Ever weighed after eating a large meal? The extra three pounds you see on the scale doesn’t mean you’ve gained three pounds of body fat. It reflects an increase in water weight due to the sodium you took in, increased glycogen stores and the weight of all the food you ate and the liquid you drank. Becoming obsessed with these changes isn’t good for you mentally or physically.
Then there’s the issue of muscle versus fat. If you’re resistance training you expect to put on lean body mass. That will cause your weight to increase even though your body composition is becoming more favorable. If you look at the stats for fitness models, you’ll see some of them are above their calculated ideal body weight even though their body fat percentage is very low and they’re firm and tight. Don’t let a number that tells you very little make or break your day. Kick the habit of weighing yourself every day and use other measurements to follow your progress.
Better Ways to Measure Your Fitness Progress Than Weighing
Changes in your measurements are one way to monitor your progress. If you’re firming up, you’ll notice inches coming off your waist, hips, and thighs. One important measurement to follow is your waist-to-hip ratio since a high waist-to-hip ratio is a risk factor for health problems like heart disease and type 2 diabetes.
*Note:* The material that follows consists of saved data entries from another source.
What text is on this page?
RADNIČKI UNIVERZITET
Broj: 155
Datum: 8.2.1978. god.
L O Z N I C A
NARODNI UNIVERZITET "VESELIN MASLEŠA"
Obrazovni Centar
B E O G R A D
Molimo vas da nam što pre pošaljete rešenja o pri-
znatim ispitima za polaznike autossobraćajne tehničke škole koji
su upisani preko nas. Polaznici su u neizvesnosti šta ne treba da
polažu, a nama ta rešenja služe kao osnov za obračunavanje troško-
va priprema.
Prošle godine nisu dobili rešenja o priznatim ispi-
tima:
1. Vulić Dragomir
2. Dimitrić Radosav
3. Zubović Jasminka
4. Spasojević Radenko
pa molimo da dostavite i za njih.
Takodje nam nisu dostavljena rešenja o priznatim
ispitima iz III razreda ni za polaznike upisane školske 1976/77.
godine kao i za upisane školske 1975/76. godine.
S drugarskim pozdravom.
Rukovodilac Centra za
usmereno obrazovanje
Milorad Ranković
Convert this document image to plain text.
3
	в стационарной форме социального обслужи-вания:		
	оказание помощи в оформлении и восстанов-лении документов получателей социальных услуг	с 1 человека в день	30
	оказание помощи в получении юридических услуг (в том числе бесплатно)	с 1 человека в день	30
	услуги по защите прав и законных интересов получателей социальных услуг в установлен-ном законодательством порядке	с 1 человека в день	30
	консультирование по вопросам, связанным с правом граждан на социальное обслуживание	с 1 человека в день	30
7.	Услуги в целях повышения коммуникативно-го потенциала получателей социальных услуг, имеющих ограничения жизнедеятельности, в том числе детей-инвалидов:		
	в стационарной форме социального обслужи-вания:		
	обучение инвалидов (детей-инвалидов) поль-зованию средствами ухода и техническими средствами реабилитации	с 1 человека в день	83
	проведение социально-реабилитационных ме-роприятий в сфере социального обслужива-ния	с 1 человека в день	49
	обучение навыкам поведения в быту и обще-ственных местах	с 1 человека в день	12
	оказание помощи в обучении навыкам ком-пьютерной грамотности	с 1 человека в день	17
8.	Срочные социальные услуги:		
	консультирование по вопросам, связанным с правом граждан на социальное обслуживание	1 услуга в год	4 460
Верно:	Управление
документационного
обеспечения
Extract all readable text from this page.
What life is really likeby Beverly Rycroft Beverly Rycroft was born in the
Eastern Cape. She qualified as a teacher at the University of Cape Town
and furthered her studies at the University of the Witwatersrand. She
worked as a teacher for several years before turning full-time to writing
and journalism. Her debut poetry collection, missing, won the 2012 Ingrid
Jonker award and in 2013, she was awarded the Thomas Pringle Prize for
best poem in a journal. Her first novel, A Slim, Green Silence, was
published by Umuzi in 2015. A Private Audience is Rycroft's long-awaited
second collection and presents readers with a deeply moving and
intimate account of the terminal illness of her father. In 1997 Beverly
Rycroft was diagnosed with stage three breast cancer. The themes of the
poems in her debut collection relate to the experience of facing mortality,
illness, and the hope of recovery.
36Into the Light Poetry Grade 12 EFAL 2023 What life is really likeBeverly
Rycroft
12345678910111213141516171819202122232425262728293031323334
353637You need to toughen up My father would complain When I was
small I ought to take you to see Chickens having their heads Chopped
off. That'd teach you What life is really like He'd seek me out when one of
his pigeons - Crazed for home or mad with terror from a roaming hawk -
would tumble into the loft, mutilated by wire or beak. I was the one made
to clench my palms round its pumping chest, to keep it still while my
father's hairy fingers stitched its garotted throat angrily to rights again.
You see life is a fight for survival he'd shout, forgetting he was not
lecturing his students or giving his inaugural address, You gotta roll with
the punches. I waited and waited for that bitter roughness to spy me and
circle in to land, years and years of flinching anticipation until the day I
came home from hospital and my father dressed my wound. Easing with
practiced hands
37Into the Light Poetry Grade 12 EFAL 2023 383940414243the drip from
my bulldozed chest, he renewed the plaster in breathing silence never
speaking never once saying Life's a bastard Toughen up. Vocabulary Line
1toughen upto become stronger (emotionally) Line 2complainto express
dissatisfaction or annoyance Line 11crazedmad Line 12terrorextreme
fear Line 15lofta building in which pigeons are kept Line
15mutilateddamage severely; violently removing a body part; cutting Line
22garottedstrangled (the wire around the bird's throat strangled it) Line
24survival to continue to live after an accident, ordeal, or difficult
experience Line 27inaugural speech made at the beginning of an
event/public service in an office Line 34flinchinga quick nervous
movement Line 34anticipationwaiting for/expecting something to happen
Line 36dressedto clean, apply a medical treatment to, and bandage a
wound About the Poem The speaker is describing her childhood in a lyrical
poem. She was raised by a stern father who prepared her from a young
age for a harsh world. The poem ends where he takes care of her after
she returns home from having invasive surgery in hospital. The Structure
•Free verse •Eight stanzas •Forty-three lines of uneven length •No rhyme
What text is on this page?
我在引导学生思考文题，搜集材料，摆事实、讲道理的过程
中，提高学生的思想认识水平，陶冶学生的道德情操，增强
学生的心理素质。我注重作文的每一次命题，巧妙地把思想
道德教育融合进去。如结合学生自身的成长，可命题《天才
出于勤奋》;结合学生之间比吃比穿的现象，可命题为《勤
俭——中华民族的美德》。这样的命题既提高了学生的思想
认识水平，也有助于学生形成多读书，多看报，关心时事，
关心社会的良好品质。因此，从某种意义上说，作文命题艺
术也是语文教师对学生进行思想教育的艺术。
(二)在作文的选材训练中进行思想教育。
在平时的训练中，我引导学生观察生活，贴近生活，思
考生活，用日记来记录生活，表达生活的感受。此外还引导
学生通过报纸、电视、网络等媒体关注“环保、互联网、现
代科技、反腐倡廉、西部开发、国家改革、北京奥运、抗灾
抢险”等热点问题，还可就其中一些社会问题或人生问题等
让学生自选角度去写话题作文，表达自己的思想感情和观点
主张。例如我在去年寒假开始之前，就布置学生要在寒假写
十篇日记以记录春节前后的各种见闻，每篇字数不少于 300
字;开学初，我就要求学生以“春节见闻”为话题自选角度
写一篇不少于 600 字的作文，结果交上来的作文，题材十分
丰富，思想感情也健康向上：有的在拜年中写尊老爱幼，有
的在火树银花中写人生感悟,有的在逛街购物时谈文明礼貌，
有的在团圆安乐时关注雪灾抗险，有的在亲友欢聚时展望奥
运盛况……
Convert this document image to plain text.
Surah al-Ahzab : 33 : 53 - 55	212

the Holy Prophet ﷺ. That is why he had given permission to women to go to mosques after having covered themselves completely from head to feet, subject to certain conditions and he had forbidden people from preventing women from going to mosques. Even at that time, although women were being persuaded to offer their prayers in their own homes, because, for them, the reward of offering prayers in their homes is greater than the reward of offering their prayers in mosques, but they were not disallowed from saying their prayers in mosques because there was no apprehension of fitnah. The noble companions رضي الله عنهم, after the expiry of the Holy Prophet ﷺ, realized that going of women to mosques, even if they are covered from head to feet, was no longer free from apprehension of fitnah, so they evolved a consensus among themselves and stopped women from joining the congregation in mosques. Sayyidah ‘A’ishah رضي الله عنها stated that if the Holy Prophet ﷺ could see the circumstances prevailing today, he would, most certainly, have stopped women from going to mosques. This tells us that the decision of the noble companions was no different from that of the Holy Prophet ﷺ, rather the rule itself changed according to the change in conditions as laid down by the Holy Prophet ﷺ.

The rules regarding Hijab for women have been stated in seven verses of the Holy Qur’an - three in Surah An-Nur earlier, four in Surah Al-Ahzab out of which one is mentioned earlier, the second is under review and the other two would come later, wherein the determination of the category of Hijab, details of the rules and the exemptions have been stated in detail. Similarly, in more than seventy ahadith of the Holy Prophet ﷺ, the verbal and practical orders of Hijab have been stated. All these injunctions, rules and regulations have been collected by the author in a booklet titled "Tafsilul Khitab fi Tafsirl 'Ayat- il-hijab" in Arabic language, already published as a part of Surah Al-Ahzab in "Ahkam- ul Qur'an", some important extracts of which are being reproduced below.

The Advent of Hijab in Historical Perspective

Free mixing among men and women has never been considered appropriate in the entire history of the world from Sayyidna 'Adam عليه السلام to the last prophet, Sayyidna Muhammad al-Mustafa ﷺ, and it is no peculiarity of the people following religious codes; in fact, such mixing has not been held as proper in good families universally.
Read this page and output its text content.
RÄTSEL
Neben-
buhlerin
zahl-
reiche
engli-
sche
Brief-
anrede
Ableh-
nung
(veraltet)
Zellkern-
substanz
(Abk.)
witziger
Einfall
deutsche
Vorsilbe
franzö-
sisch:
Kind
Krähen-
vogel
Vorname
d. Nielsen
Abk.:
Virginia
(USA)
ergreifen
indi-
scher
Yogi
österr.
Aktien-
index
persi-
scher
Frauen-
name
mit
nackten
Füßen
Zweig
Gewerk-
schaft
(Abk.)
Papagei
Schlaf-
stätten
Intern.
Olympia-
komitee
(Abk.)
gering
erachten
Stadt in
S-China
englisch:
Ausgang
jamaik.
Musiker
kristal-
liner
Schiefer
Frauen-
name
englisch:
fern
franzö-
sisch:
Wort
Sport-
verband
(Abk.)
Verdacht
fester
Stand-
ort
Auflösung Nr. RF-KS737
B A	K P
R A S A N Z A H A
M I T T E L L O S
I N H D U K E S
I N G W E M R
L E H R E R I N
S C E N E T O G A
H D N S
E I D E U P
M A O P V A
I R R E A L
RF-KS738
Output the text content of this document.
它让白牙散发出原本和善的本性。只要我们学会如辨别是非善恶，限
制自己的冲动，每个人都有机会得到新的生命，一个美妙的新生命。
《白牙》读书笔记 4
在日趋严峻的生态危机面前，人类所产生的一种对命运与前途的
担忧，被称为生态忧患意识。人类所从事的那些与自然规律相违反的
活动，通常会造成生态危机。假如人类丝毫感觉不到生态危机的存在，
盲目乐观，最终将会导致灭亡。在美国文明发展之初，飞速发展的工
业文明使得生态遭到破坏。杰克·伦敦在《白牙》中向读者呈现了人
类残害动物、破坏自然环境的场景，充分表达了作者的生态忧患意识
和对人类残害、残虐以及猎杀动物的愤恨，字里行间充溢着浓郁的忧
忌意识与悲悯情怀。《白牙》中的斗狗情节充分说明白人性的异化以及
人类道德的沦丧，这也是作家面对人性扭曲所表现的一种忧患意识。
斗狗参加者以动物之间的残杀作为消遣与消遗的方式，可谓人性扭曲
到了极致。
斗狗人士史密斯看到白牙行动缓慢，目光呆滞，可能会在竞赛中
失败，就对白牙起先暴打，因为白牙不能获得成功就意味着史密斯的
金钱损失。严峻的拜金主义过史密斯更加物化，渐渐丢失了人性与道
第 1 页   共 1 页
To determine your waist-to-hip ratio, measure your hips at the widest part of your buttocks and your waist at its narrowest part. Then divide the two numbers. There are calculators online where you can plug in your measurements and get your ratio. Women with a waist-to-hip ratio of greater than 0.85 and men with one greater than 0.90 are at higher risk for health problems. Research shows that a high waist to hip ratio is a greater risk factor for health problems than BMI or body weight. It’s a measurement worth keeping track of.
Low-Tech Ways to Monitor Your Fitness Progress
It may not be something measurable, but keeping track of how your clothes fit and how you feel are good indicators of whether you’re making progress toward meeting your fitness goals. How are you progressing with your workouts? Are you able to lift more or do more reps at the same weight than you were three months ago? Do you have more stamina? Is it easier to walk up a few flights of stairs without sucking wind?
Keeping a daily fitness journal with feedback like this will let you see how you’re progressing in a positive way without stepping on the scale. After all, isn’t your ultimate goal to feel better and look better in your clothes?
Should You Check Your Body Fat Percentage?
Changes in your body fat percentage are a better indicator of improvements in body composition than changes in total body weight. There is a number of ways you can measure your body fat percentage but some like hydrostatic weighing and DEXA scans are expensive and not always practical. You can also buy a home scale that measures body fat percentage using bioelectrical impedance. The problem is you run the risk of becoming focused on a scale again. Plus, your body fat percentage on one of these scales can be altered by your hydration status.
One practical way to measure body fat percentage is using skinfold calipers to measure skin thickness in different areas of your body. It’s a reasonably accurate way to measure body fat percentage but you have to measure in the same spots every time. For the greatest accuracy, it’s best to let a fitness professional that does a lot of these do it for you. Some gyms or YMCA offers this service. Checking your body fat percentage every six months is a reasonable way to follow your progress, especially if it liberates you from the bathroom scale.
The Bottom Line?
Move the bathroom scale aside and use other ways to monitor your fitness progress and make sure you’re staying on track. The information you get will be more meaningful and a better indicator of how you’re progressing.
Circulation. 2008 Apr 1;117(13):1658-67.
Journal of Strength and Conditioning Research. 91998) 12(4): 243-247.